Beyond Curie—a design project celebrating women in STEM
They changed history and the world often without recogntiion

Katherine Johnson

A girl who loved to count who became the woman who sent a man to the moon



Katherine Johnson led an extraordinary life. Born in 1918 in White Sulpher Springs, West Virginia, she grew up grades ahead of her peers in school. She excelled in mathematics in college and graduated with the highest honors in 1937, taking a job teaching at a black public school in Virginia afterward. When West Virginia finally decided to quietly desegregate its schools, she was one of three black students to integrate West Virginia’s graduate schools. She enrolled in the graduate mathematics program at West Virginia University.

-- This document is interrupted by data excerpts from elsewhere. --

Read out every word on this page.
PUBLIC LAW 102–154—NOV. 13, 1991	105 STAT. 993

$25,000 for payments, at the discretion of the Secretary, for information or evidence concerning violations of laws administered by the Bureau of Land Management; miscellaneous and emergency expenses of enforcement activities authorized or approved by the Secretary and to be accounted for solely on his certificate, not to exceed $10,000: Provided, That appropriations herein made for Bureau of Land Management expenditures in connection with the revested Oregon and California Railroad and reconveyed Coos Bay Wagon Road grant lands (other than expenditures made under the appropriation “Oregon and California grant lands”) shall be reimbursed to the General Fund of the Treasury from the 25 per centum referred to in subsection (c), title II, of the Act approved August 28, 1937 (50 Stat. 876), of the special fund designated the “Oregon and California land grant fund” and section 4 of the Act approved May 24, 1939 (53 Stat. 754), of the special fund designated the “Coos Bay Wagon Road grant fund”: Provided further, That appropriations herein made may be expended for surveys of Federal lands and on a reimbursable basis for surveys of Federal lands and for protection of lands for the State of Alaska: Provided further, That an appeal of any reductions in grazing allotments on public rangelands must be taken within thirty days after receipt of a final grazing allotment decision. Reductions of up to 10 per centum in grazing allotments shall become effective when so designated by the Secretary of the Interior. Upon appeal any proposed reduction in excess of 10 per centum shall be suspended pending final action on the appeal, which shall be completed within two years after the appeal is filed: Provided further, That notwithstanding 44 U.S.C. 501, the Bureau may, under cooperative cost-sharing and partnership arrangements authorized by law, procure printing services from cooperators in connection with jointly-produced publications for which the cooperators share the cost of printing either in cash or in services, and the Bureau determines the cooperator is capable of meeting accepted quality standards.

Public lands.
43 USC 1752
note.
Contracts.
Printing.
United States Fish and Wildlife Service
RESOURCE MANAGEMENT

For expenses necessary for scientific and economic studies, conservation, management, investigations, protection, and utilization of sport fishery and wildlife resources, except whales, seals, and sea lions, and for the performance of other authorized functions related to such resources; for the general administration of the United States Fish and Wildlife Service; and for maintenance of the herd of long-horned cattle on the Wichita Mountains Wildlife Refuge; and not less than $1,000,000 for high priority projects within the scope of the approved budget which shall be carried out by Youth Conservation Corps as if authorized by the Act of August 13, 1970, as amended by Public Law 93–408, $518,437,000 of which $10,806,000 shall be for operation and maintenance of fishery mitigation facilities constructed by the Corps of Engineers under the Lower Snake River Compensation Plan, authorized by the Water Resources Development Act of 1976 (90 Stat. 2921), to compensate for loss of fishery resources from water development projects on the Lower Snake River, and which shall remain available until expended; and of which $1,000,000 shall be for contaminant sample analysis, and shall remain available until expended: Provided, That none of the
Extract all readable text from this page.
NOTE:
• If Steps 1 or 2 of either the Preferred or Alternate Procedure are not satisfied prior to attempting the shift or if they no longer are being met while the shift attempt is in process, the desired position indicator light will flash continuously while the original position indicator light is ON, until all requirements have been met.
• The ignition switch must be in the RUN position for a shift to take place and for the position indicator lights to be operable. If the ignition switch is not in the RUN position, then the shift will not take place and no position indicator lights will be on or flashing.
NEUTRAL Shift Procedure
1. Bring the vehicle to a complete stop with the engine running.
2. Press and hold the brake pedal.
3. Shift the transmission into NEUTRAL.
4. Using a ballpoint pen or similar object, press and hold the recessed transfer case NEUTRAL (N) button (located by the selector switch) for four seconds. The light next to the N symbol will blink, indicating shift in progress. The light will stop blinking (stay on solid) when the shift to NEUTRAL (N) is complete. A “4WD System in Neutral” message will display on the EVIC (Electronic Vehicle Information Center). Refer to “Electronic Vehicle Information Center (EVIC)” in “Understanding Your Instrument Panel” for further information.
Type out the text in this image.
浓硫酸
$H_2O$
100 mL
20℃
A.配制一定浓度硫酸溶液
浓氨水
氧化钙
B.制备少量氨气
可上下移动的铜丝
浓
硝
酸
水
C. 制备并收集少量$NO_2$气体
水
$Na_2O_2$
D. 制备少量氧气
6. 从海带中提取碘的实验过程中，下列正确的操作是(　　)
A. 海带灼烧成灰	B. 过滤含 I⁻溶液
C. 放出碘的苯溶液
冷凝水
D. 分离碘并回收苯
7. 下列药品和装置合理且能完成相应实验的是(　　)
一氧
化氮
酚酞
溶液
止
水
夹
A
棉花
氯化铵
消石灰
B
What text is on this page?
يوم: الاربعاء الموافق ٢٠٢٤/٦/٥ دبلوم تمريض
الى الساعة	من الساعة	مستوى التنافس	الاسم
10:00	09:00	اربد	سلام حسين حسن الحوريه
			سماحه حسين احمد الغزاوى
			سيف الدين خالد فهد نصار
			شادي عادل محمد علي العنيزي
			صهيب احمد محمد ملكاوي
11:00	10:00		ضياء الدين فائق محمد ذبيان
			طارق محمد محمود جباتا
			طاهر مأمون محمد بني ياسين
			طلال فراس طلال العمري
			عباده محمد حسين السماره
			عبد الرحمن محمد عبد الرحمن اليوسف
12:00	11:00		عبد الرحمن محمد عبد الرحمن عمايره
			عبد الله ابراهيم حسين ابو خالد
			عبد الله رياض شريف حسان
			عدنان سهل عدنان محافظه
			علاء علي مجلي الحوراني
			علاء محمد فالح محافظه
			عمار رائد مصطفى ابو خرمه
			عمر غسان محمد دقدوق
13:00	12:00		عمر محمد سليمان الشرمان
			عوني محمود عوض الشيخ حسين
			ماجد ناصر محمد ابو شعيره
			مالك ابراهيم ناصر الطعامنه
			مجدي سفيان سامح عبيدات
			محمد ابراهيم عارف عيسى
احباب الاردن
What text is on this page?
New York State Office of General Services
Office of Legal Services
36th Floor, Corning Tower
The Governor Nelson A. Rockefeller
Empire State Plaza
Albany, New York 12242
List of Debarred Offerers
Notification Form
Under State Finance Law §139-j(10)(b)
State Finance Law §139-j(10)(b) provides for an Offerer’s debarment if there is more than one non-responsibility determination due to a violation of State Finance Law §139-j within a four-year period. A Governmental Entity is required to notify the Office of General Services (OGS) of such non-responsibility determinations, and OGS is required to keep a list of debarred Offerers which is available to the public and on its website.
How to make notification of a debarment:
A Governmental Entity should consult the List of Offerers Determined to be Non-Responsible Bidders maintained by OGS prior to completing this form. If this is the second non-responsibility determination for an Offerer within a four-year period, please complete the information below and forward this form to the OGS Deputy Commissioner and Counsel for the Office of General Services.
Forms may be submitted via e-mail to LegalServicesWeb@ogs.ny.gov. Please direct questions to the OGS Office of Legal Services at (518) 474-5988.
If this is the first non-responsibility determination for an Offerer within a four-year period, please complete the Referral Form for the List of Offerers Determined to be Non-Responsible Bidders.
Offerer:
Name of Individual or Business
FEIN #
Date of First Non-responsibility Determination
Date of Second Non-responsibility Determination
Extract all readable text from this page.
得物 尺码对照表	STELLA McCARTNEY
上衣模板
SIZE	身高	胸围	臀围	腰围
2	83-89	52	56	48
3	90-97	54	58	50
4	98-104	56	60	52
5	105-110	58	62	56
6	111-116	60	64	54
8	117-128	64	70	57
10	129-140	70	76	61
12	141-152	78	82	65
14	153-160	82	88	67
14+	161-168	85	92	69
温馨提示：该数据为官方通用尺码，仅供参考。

In 1952, a relative told her about open positions at the all-black West Area Computing section at the National Advisory Committee for Aeronautics’ (NACA’s) Langley laboratory Led by Dorothy Vaughn. NACA soon became NASA after the 1957 launch of the Soviet satellite Sputnik. At NASA, Katherine did trajectory analysis for Alan Shepard’s May 1961 mission Freedom 7, America’s first human spaceflight. In 1960, she made history as the first woman in the Flight Research Division that had received credit as an author of a research report. The report, coauthored with Ted Skopinski laid out the equations describing an orbital spaceflight in which the landing position of the spacecraft is specified. 

In 1962, as NASA prepared for the orbital mission of John Glenn, Katherine was personally called upon by Glenn to ensure his safety by recalculating and rechecking flight trajectories that had already been programmed into the computer. Glenn’s flight was a success, and turned the tide of the Space Race. 

Her calculations were also critical to the 1969 Apollo 11 flight to the moon. For her incredible contributions to space exploration in her 30 years at NASA, she was awarded the Presidential Medal of Freedom by President Obama, America's highest civilian honor.